Robert Wood, chief of the Division of Allergy and Immunology at Johns Hopkins Children’s Center, said that sesame allergy has seemed to increase in the past 15 to 20 years.
“There is a fairly broad consensus among those of us who see people with sesame allergy that sesame allergy is comparable [to] and as prevalent as [allergies to] some of the individual tree nuts,” said Wayne Shreffler, director of the Food Allergy Center at Massachusetts General Hospital. Tree nuts include walnut, almond, hazelnut, cashew, pistachio and Brazil nuts.
Shreffler said the difficulty of detecting sesame in foods is “not trivial” because the ingredient is often categorized on labels as “natural flavoring” or “spices.”
Most notable is tahini, which contains sesame pulverized into a powder or paste. Wood said it was rare 20 years ago to see a young child have a reaction after eating hummus, but every week now he sees children less than 15 months old with severe reactions after eating hummus. Hummus, a chickpea spread, often contains tahini, and the sesame component of this ingredient usually is not noted on the food’s label.
A 2012 study from the Sackler School of Medicine in Tel Aviv indicates that reports about sesame allergy have grown significantly worldwide over the past 20 years, possibly due to an increase in people experiencing it or to greater awareness of the problem. The authors say that although only one death from sesame has been reported, a significant number of people had allergic reactions severe enough to be life-threatening.
Caroline Stone’s son Bradley, 7, has developed a host of allergies — to peanuts, coconut, tree nuts, kiwis — since he was 1
Stone, who lives in Boston, said Bradley has had six anaphylactic reactions because of his food allergies, and in her effort to keep him safe she has found it most difficult to figure out where sesame may be lurking. Like Koharski, she has taken to calling manufacturers to get a full ingredient list when she’s nervous about a food.
“It would make the world of difference if Congress passes this,” Stone said. “I feel [now] like every meal is a roll of the dice.”
Shreffler says people worried that they might have a sesame allergy should consult an allergist about testing, even though these exams have a high rate of false positives. “There are lots of overdiagnoses [because of the false positives] that lead to unnecessary avoidances. . . . Getting the diagnosis right is worthwhile,” Shreffler said.
He does not advise pregnant or breast-feeding women to avoid sesame as a way of protecting an unborn child, and he said there is no need for a healthy child with no family history of food allergies to avoid sesame products. Shreffler also noted new research — on peanut allergies — that found avoidance of peanuts during pregnancy, lactation and infancy was associated with greater risk of a child’s developing an allergy.

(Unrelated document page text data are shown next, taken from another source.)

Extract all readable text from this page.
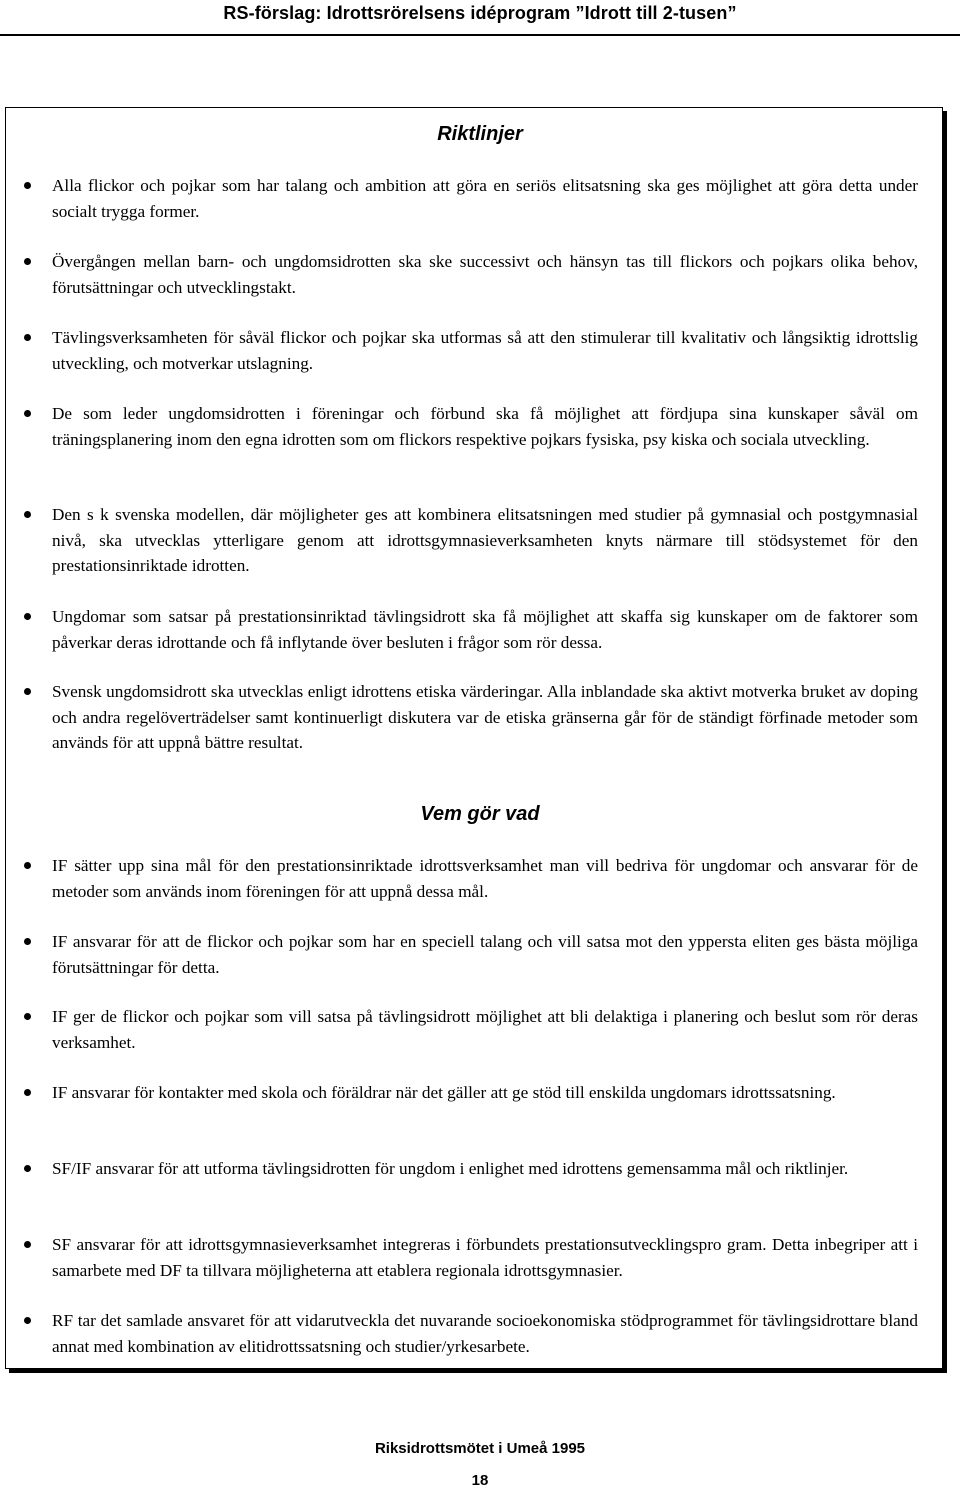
RS-förslag: Idrottsrörelsens idéprogram ”Idrott till 2-tusen”
Riktlinjer
Alla flickor och pojkar som har talang och ambition att göra en seriös elitsatsning ska ges möjlighet att göra detta under socialt trygga former.
Övergången mellan barn- och ungdomsidrotten ska ske successivt och hänsyn tas till flickors och pojkars olika behov, förutsättningar och utvecklingstakt.
Tävlingsverksamheten för såväl flickor och pojkar ska utformas så att den stimulerar till kvalitativ och långsiktig idrottslig utveckling, och motverkar utslagning.
De som leder ungdomsidrotten i föreningar och förbund ska få möjlighet att fördjupa sina kunskaper såväl om träningsplanering inom den egna idrotten som om flickors respektive pojkars fysiska, psy kiska och sociala utveckling.
Den s k svenska modellen, där möjligheter ges att kombinera elitsatsningen med studier på gymnasial och postgymnasial nivå, ska utvecklas ytterligare genom att idrottsgymnasieverksamheten knyts närmare till stödsystemet för den prestationsinriktade idrotten.
Ungdomar som satsar på prestationsinriktad tävlingsidrott ska få möjlighet att skaffa sig kunskaper om de faktorer som påverkar deras idrottande och få inflytande över besluten i frågor som rör dessa.
Svensk ungdomsidrott ska utvecklas enligt idrottens etiska värderingar. Alla inblandade ska aktivt motverka bruket av doping och andra regelöverträdelser samt kontinuerligt diskutera var de etiska gränserna går för de ständigt förfinade metoder som används för att uppnå bättre resultat.
Vem gör vad
IF sätter upp sina mål för den prestationsinriktade idrottsverksamhet man vill bedriva för ungdomar och ansvarar för de metoder som används inom föreningen för att uppnå dessa mål.
IF ansvarar för att de flickor och pojkar som har en speciell talang och vill satsa mot den yppersta eliten ges bästa möjliga förutsättningar för detta.
IF ger de flickor och pojkar som vill satsa på tävlingsidrott möjlighet att bli delaktiga i planering och beslut som rör deras verksamhet.
IF ansvarar för kontakter med skola och föräldrar när det gäller att ge stöd till enskilda ungdomars idrottssatsning.
SF/IF ansvarar för att utforma tävlingsidrotten för ungdom i enlighet med idrottens gemensamma mål och riktlinjer.
SF ansvarar för att idrottsgymnasieverksamhet integreras i förbundets prestationsutvecklingspro gram. Detta inbegriper att i samarbete med DF ta tillvara möjligheterna att etablera regionala idrottsgymnasier.
RF tar det samlade ansvaret för att vidarutveckla det nuvarande socioekonomiska stödprogrammet för tävlingsidrottare bland annat med kombination av elitidrottssatsning och studier/yrkesarbete.
Riksidrottsmötet i Umeå 1995
18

“It is tempting to generalize from peanut, and there already are data for other allergens [milk, egg] suggesting that delayed introduction might be deleterious,” Shreffler said. “For example, researchers at Murdoch Children’s Hospital in Melbourne found that delayed introduction of egg (after 1 year) was associated with a five-fold increased risk of egg allergy.”
Shreffler said the investigators in the peanut study are conducting a similar trial that is evaluating additional foods, including sesame, cow’s milk, wheat, eggs and fish, seeking to determine how to best prevent allergies in children.
Berger is a freelance journalist who writes frequently about health issues.